The big thing that we are working on is to get out the debit card tied to the Paga account in partnership with Visa. We will launch that in early 2022. What it will do is open up the possibilities for Paga’s customers. A Paga customer in Nigeria will be able to take their card and shop online. They can go into a store with it and pay with the card. We also recently got our bank license in Nigeria, which is going to give us the capability to do lending, savings and really change the picture across what we are doing. We are working on operationalizing that.

Do you think the Nigerian market is saturated with banks, or is there room for more?

All of us in Nigeria are under-banked for various reasons and there is still a lot of innovation that could be done.

Have you had any kind of awards recognition?

Very recently the Africa Report recognized me as one of the top 40 digital leaders in Africa. I also won the Entrepreneur of the Year Award (West Africa) in 2014. It is all a team effort though as the 200 people at Paga commit themselves every day to that purpose.

What do you want to achieve in the short to medium term?

In the next three years our goal is to scale within Nigeria and to expand to a couple of other markets. The opportunity in Nigeria is huge and we are doubling down our efforts. It is about reaching not just the consumer side, but the seller side and to bring merchants from the offline world into online.

What drives you to do what you do?

My biggest driver personally is a desire to change my community and to have an impact in my world, however that is defined. I really do not care if people know it was me who made an impact as it is more that I know I made the impact. And that I know the opportunities that I was given and the sacrifices that my single mother made for my brothers and I were not in vain. I want to give back to the world.

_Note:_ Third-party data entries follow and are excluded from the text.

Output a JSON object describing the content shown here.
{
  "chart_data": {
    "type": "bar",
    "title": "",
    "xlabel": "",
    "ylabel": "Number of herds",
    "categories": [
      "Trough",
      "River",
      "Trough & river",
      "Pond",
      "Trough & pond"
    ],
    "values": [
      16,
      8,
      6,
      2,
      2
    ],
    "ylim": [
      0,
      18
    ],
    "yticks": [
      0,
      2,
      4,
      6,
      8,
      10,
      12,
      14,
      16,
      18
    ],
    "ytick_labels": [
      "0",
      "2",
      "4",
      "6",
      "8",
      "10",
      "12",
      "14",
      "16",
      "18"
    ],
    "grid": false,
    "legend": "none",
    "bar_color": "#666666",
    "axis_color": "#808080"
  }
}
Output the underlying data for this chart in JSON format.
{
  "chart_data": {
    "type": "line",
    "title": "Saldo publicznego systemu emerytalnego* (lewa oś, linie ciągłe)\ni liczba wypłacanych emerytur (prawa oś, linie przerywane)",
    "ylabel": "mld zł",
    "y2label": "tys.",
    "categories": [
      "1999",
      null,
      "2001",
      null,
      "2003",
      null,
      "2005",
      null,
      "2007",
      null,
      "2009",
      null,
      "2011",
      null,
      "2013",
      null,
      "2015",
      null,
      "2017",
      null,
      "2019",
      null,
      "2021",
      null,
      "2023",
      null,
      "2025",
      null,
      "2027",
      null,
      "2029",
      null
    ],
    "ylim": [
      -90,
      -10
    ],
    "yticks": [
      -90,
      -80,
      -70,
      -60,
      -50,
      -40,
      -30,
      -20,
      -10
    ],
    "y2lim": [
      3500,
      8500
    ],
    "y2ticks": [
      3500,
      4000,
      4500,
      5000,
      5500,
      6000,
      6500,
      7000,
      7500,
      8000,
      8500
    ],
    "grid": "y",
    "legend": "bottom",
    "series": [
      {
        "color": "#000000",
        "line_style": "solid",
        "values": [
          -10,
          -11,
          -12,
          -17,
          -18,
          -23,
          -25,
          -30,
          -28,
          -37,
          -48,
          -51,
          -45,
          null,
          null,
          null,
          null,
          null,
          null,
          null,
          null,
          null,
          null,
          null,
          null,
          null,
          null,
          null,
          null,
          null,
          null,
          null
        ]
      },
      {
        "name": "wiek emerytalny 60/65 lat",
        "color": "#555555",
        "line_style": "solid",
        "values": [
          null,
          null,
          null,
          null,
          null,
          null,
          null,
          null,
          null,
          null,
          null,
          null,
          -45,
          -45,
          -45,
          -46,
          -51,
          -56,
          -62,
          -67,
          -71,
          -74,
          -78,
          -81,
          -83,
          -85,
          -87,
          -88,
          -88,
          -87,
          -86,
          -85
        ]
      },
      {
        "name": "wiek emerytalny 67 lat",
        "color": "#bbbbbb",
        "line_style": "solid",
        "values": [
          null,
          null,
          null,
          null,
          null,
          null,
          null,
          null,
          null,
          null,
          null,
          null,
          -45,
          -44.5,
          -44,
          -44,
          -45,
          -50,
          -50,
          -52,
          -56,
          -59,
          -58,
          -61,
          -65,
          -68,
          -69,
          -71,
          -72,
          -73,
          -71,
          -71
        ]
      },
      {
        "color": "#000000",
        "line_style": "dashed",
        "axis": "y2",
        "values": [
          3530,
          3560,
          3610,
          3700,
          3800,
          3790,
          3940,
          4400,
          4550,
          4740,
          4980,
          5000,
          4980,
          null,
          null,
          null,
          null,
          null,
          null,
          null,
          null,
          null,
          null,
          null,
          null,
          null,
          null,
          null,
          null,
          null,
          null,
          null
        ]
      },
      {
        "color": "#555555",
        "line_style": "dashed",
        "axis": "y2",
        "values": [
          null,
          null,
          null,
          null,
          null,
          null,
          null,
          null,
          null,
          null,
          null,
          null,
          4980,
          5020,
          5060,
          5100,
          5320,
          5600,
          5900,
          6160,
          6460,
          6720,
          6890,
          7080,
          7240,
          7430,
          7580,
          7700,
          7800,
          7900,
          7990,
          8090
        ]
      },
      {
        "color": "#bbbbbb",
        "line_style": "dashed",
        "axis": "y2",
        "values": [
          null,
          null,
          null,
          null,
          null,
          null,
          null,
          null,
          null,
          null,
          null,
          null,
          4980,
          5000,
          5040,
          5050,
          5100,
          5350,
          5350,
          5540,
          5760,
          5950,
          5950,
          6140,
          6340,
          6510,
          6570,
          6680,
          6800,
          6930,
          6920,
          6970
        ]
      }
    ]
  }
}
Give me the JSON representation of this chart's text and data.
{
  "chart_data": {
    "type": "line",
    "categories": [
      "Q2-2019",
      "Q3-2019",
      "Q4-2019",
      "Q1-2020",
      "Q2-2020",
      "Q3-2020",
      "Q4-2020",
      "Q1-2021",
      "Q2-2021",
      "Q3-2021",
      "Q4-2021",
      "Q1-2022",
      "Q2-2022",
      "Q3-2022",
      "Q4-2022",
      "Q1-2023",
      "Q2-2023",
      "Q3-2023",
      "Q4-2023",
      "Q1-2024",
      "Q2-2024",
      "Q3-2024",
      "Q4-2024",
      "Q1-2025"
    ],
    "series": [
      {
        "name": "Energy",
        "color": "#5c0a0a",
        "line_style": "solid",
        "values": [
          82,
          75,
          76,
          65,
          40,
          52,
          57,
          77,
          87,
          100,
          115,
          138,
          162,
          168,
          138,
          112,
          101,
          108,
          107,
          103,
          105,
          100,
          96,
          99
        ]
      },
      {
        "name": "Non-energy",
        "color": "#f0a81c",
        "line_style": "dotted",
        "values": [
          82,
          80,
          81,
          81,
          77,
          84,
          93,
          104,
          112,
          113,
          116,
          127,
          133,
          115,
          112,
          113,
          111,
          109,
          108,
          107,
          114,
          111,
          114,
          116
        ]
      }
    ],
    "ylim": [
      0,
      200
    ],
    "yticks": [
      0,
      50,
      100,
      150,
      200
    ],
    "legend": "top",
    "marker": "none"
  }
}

ABOUT PAGA: Paga was founded in early 2009 with a purpose to make it simple for one billion people to access and use money. Paga is solving two key problems that exist around the world – eliminating the use of cash for transactions and access to financial services. Paga is a payments and financial services ecosystem for Africa. Its ecosystem is similar to that of Square and PayPal as Paga focuses on helping both consumers and sellers pay, get paid, and access financial services. Paga enables consumers to access and use money in the most convenient way for them, whether that is through a neighborhood store (agents) or via their mobile phone (smartphone or feature phone). Paga also enables sellers to sell more efficiently and access financing.